EK BÖLÜM 2

13.7K 827 65
                                    

Selam canlar. Nasılsınız? İnşallah iyisinizdir. Ek bölümlerin ikincisi sizlerle. Bu bölümü yazarken yüzümde hep tatlı bir tebessüm vardı. Annelik nasıl bir duygu bilmiyorum. Sadece hayal ettim. Hatalarım elbet vardır. Hikayemizi okuyan anneler kusurum varsa söylesin ki bu ek bölümleri daha iyi yazabileyim. : )

EFENDİM BİR KONUDA ŞİKAYETİM VAR. YORUM İSTİYORUM. GEÇEN BÖLÜM TOPLASANIZ 13 KİŞİ YORUM YAPMIŞ. OLMAZ Kİ BÖYLE. SİZİN İÇİN BAŞLADIM BEN EK BÖLÜM YAZMAYA. DEVAM ETMEMİ İSTİYORSANIZ YORUM YAPMAKTAN  OY VERMEKTEN KAÇINMAYIN, RİCA EDİYORUM. : )

BİR ÖNEMLİ NOKTA!

OYUNCAKÇI LEVENT ABİMİZİN HİKAYESİ YAZILIYOR. UÇURUMUN KIYISINDAYIM ADI. PROFİLİMDEN ULAŞABİLİRSİNİZ. SADECE İSMİNİ DEĞİŞTİRDİK, ÇINAR YAPTIK. HALA BİLMEYENLER, İLK DEFA DUYMUŞ GİBİ TEPKİ VERENLER VAR. PROFİLİMİ TAKİP EDİN, INSTAGRAM HESABIMI BIRAKIYORUM HER ZAMAN ALTA. HER TÜRLÜ İRTİBAT KURMAYA ÇALIŞIYORUM AMA YİNE DE KAÇIYOR ARADAN BİR ŞEYLER. : )

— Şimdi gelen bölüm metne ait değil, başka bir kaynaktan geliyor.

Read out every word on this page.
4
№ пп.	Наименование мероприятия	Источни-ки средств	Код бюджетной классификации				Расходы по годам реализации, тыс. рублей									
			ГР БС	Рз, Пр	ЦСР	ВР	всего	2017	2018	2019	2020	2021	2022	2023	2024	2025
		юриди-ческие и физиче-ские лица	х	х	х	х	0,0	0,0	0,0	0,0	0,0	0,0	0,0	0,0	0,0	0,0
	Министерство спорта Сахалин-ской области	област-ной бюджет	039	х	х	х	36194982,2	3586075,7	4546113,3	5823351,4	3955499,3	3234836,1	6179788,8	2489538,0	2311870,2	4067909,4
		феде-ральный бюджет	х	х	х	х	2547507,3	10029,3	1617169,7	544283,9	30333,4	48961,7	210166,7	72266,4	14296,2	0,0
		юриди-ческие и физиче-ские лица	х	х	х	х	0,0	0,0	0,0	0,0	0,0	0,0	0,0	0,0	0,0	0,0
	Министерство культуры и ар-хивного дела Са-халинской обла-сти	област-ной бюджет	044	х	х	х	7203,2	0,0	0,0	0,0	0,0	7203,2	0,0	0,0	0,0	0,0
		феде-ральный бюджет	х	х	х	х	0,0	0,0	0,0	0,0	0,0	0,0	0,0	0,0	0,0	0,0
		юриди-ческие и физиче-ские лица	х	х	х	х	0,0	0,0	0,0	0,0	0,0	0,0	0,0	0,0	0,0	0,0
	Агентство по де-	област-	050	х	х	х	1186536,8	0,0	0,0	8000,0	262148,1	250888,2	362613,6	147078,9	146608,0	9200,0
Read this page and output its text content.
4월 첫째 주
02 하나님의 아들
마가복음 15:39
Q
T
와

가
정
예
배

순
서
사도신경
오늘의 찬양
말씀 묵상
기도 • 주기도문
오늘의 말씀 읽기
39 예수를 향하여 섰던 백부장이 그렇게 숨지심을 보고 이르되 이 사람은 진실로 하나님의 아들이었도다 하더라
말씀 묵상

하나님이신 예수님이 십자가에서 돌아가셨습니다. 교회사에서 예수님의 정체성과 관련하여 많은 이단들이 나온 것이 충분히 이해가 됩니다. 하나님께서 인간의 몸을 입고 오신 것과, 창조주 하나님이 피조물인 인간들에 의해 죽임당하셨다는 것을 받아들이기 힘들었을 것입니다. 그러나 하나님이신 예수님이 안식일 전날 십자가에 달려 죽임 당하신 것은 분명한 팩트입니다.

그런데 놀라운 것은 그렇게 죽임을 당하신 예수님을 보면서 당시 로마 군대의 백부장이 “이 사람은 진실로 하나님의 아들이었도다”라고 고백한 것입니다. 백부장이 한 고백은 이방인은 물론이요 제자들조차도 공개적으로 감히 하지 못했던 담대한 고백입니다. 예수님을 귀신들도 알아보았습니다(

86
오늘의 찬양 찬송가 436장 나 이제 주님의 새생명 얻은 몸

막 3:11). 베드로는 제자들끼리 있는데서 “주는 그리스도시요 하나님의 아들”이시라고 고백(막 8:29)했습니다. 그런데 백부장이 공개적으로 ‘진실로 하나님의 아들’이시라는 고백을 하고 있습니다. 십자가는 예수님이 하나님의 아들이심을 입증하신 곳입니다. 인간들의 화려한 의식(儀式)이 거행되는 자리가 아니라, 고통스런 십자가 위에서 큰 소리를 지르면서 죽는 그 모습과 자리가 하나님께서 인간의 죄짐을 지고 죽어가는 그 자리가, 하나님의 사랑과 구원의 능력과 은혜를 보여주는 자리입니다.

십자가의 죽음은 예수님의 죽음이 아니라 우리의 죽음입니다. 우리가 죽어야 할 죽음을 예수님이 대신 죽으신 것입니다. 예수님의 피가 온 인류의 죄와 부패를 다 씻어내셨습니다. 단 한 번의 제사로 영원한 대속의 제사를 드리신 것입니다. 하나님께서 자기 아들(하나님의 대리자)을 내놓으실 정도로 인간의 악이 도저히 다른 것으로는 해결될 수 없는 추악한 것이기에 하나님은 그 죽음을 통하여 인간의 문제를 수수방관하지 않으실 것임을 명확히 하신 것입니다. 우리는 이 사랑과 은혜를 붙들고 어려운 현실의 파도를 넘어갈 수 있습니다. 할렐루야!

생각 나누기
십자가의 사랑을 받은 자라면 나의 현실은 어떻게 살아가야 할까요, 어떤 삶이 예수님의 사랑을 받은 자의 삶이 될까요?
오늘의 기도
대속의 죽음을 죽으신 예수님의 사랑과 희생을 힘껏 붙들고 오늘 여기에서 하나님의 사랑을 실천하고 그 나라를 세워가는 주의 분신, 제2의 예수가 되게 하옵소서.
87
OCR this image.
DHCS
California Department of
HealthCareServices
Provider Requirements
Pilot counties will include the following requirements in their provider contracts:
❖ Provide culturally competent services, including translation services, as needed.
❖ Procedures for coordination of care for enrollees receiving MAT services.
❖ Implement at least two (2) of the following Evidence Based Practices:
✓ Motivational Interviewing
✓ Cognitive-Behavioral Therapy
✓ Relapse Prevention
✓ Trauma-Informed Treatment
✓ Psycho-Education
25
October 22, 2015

Her neyse! Yine çok konuştum.

instagram hesabım: nurakyol123 (Takibi unutmayalım. )

KEYİFLİ OKUMALAR DİLERİM...


Halledilmeyi bekleyen işler dağ gibi olmuş, önümde yüksek yüksek tepecikler bir dizi sıra halinde yapılmayı beklerken, oturduğum yerde konum değişikliği yapamıyor, iş yapmak uğruna parmağımın ucunu bile oynatamıyordum. Üzerime bir tembellik çökmüş, içime bir ağırlık yerleşmişti. Neden diye bir sorun önce... 'Çocuklu, evli kadınsın. Kalk işini yap.'demeyin. Rica ediyorum, kınamayın.

Sessizliği hissettiğim ender dakikalarda, bebeğim uyuduğunda, minik sarı ördeğim okulda olduğunda, pek sevgili eşim işten dakika başı arayıp rahatsız etmediğinde bir zamanlar tattığım yalnızlık hissi gözüme o kadar da kötü görünmüyor, tembellikten ölme isteğim kabardıkça kabarıyordu. Hemen şuraya bir not düşelim, yanlış anlaşılmalara mahal vermeyelim. Hayatımdan memnundum. Her kadını bekleyen sona ulaşmıştım. EMÇ (Evli Mutlu Çocuklu) olmuştum. Aynı zamanda hayatın tatlı sürprizlerini de teker teker tatmıştım. Hep kötü şeylerin olmadığını, arada iyiliklerin de gelip sizi bulacağını bizzat yaşayarak öğrenmiştim.

Hayat tozpembe hayallerle çevrili bir yer değildi. Evet, bunu kabul ediyordum. İstediğimiz her şey gerçekleşmeyebilirdi. Evet, bunu da artık kabul ediyordum. İstek konusunu açmışken şimdi aklıma geldi. Üşenmeden anlatacağım, lütfen sabırlı olup dinleyiniz.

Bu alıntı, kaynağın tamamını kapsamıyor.